Likewise, Rubber peers at the very nature of movies and our ability to accept, for the purposes of an easy 90 minutes of entertainment, some pretty wayward propositions. In Rubber, this question is explicit. Indeed, a character breaks the fourth wall almost immediately to question the audience on their habit of letting movies wash over their eyes without first switching their brains on. The audience within the movie itself, watching the action from a hillside with binoculars and offering a running commentary like a Greek chorus, keep this idea of cinema as artifice at the forefront of the viewers mind throughout.
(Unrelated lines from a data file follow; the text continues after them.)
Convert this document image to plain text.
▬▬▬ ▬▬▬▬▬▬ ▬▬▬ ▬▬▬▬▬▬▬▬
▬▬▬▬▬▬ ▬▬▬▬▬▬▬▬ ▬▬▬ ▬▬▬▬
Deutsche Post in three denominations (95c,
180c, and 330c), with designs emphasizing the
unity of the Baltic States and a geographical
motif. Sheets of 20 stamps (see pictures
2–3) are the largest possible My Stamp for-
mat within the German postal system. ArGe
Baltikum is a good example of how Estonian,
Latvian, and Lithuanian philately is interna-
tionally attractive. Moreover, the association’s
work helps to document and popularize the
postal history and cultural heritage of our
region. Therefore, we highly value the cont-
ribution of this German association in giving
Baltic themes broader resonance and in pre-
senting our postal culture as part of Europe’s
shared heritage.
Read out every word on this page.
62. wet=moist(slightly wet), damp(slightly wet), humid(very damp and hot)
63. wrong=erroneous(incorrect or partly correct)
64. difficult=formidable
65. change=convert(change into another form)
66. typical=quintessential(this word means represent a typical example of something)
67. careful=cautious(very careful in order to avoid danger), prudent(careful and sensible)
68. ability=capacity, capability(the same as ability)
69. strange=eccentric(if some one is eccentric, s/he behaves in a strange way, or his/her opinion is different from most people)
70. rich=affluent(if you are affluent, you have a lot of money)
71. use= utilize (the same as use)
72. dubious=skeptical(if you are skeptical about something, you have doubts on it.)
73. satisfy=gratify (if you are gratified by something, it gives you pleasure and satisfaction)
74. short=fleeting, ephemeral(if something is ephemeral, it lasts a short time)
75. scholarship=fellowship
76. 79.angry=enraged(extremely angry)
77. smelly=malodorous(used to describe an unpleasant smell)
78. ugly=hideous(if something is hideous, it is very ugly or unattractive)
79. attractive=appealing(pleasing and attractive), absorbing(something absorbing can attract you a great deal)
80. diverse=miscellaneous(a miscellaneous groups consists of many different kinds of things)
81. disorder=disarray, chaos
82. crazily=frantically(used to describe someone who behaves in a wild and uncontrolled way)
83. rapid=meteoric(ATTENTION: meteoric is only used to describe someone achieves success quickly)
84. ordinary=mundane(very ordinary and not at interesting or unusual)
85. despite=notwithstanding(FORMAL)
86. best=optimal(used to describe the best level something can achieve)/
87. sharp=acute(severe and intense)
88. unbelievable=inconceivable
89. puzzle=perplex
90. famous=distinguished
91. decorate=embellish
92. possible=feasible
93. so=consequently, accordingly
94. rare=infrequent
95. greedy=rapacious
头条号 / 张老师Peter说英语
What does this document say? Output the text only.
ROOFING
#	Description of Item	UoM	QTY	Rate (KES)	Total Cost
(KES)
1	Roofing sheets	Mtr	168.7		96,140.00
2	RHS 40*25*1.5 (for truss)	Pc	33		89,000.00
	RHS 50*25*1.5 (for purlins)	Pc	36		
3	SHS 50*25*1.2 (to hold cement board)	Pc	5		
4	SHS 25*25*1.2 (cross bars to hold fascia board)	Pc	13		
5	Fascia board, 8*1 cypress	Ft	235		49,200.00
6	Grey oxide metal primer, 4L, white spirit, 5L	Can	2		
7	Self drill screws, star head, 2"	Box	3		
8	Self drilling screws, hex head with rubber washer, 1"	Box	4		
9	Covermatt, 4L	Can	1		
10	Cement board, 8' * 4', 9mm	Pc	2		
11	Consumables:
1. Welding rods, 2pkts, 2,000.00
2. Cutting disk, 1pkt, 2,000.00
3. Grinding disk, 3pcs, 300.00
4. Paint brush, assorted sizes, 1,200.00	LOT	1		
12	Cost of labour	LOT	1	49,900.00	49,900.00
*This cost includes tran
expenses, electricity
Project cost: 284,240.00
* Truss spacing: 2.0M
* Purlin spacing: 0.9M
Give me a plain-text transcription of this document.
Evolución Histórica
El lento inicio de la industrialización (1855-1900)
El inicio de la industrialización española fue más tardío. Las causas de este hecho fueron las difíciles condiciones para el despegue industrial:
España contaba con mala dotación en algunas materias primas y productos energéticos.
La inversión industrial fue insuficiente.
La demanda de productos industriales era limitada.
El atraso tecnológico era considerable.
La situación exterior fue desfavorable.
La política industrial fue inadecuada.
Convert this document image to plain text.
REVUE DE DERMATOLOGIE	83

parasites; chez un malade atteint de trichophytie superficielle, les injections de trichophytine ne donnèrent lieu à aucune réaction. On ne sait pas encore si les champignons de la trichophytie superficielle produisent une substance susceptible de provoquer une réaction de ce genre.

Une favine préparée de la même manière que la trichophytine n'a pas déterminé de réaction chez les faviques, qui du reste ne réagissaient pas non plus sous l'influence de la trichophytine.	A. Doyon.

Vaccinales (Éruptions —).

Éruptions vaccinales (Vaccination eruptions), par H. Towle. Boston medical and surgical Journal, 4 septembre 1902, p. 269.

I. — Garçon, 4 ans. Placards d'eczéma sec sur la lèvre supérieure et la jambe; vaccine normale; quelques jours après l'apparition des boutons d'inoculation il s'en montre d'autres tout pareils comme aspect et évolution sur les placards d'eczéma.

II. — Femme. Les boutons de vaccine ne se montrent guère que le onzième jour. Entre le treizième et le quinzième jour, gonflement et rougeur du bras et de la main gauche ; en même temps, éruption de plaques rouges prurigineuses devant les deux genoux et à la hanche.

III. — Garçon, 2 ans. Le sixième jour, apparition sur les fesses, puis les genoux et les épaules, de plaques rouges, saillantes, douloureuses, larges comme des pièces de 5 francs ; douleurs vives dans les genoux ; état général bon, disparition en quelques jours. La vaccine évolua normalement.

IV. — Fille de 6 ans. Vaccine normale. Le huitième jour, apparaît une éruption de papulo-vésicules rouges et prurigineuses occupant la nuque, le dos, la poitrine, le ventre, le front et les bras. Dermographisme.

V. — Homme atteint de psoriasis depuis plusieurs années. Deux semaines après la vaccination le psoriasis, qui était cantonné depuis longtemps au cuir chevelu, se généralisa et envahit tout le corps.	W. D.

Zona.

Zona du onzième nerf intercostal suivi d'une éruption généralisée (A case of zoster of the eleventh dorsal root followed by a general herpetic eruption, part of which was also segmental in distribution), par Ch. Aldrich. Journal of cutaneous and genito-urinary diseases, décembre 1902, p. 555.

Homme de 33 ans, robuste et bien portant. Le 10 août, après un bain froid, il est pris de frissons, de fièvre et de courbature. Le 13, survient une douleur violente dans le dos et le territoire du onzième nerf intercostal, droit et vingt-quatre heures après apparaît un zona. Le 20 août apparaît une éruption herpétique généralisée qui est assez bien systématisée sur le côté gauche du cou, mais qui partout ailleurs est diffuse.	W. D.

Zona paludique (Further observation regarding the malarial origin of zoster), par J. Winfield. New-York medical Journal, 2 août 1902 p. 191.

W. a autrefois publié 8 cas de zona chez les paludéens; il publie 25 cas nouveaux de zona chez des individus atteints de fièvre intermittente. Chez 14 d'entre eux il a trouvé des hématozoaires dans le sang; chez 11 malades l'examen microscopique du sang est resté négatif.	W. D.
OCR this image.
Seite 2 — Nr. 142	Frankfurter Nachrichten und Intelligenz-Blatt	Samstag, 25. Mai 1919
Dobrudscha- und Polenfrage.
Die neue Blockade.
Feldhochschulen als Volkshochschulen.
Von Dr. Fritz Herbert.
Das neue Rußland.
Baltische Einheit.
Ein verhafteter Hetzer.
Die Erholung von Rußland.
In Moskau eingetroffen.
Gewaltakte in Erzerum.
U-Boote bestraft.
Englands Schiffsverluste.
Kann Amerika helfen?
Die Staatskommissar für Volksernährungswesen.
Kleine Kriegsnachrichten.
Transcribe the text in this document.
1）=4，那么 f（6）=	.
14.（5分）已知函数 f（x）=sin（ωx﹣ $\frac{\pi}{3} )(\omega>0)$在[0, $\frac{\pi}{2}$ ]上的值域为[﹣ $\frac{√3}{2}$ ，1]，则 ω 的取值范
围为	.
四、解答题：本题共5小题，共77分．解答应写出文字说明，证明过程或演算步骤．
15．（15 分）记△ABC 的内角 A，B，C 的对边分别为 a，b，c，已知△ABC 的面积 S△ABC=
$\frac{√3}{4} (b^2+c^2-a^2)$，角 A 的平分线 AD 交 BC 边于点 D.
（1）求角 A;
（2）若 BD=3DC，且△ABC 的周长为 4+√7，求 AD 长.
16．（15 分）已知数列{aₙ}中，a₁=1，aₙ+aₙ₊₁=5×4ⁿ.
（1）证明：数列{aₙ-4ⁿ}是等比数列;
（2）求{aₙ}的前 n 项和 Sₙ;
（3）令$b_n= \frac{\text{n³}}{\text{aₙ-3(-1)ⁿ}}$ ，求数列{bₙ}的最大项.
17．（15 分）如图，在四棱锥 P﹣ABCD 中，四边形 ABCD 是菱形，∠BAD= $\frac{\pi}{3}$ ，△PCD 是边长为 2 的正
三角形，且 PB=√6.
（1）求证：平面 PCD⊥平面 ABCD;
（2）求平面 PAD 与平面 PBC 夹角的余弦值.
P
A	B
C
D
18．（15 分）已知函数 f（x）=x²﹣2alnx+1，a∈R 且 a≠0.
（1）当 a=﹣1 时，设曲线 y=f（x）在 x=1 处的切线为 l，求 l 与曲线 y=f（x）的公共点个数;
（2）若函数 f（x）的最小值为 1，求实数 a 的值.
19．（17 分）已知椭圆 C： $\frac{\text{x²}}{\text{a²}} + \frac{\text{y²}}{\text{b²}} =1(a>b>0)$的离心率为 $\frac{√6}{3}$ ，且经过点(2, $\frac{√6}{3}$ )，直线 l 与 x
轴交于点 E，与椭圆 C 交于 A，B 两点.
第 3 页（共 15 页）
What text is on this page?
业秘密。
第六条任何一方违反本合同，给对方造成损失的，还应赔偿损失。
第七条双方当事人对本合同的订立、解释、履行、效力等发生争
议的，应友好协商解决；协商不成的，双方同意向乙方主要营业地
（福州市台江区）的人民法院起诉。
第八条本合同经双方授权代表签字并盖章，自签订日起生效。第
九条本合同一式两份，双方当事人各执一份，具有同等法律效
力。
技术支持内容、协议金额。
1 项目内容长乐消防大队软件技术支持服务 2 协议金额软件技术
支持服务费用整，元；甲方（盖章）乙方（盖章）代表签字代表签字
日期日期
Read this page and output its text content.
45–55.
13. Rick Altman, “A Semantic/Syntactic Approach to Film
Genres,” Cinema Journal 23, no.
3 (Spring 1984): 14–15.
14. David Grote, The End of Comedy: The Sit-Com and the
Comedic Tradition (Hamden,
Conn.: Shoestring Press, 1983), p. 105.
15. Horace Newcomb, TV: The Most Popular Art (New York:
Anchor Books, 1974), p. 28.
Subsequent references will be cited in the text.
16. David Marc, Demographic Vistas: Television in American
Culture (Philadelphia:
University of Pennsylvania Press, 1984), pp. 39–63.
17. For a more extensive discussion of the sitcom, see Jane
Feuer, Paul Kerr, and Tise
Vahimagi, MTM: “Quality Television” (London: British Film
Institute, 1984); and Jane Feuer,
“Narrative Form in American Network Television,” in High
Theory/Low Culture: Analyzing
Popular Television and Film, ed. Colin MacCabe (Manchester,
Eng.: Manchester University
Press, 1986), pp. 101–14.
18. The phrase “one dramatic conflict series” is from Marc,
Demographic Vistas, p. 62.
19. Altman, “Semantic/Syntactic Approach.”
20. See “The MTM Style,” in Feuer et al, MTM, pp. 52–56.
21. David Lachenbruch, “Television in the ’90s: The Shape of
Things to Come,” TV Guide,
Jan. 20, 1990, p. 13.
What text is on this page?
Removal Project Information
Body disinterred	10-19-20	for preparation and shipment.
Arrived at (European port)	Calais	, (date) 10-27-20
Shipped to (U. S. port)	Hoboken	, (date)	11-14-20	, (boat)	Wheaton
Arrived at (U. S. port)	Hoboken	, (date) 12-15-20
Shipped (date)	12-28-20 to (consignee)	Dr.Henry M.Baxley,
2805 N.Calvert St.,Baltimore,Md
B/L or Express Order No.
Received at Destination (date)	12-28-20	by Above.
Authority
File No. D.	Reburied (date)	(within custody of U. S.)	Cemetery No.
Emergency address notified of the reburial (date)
So much mainstream cinema these days is chewing gum, designed to keep the eyes moving without offering any real satisfaction. We are asked to accept the ludicrious, superhuman carnage of action movies, the weird linear never-changing narratives of romantic comedies – in which the gay best friend always spots a narcisistically exact copy of himself across the wedding reception dance floor before the titles roll – and the sometimes brain melting illogic of most horror movies without a second thought, so well adjusted are we to the familiar plot devices and story arcs of Hollywood.
Rubber examines all this by offering the world a character whose very existence forces the viewer to make a leap into the surreal and thus question all films in the same way. When your protagonist is an animated rubber tyre with an unexplained grudge against the world and the psychic ability to literally blow minds, it becomes impossible to lose yourself in the film in the same way you might with a more ‘realistic’ drama. That’s not to say that this isn’t a movie that engages, because it is, it just engages you a totally different way and turns corners when your not expecting it to.
The car crash mix of surreal cinema and exploitation style works, creating a film that defies easy classification.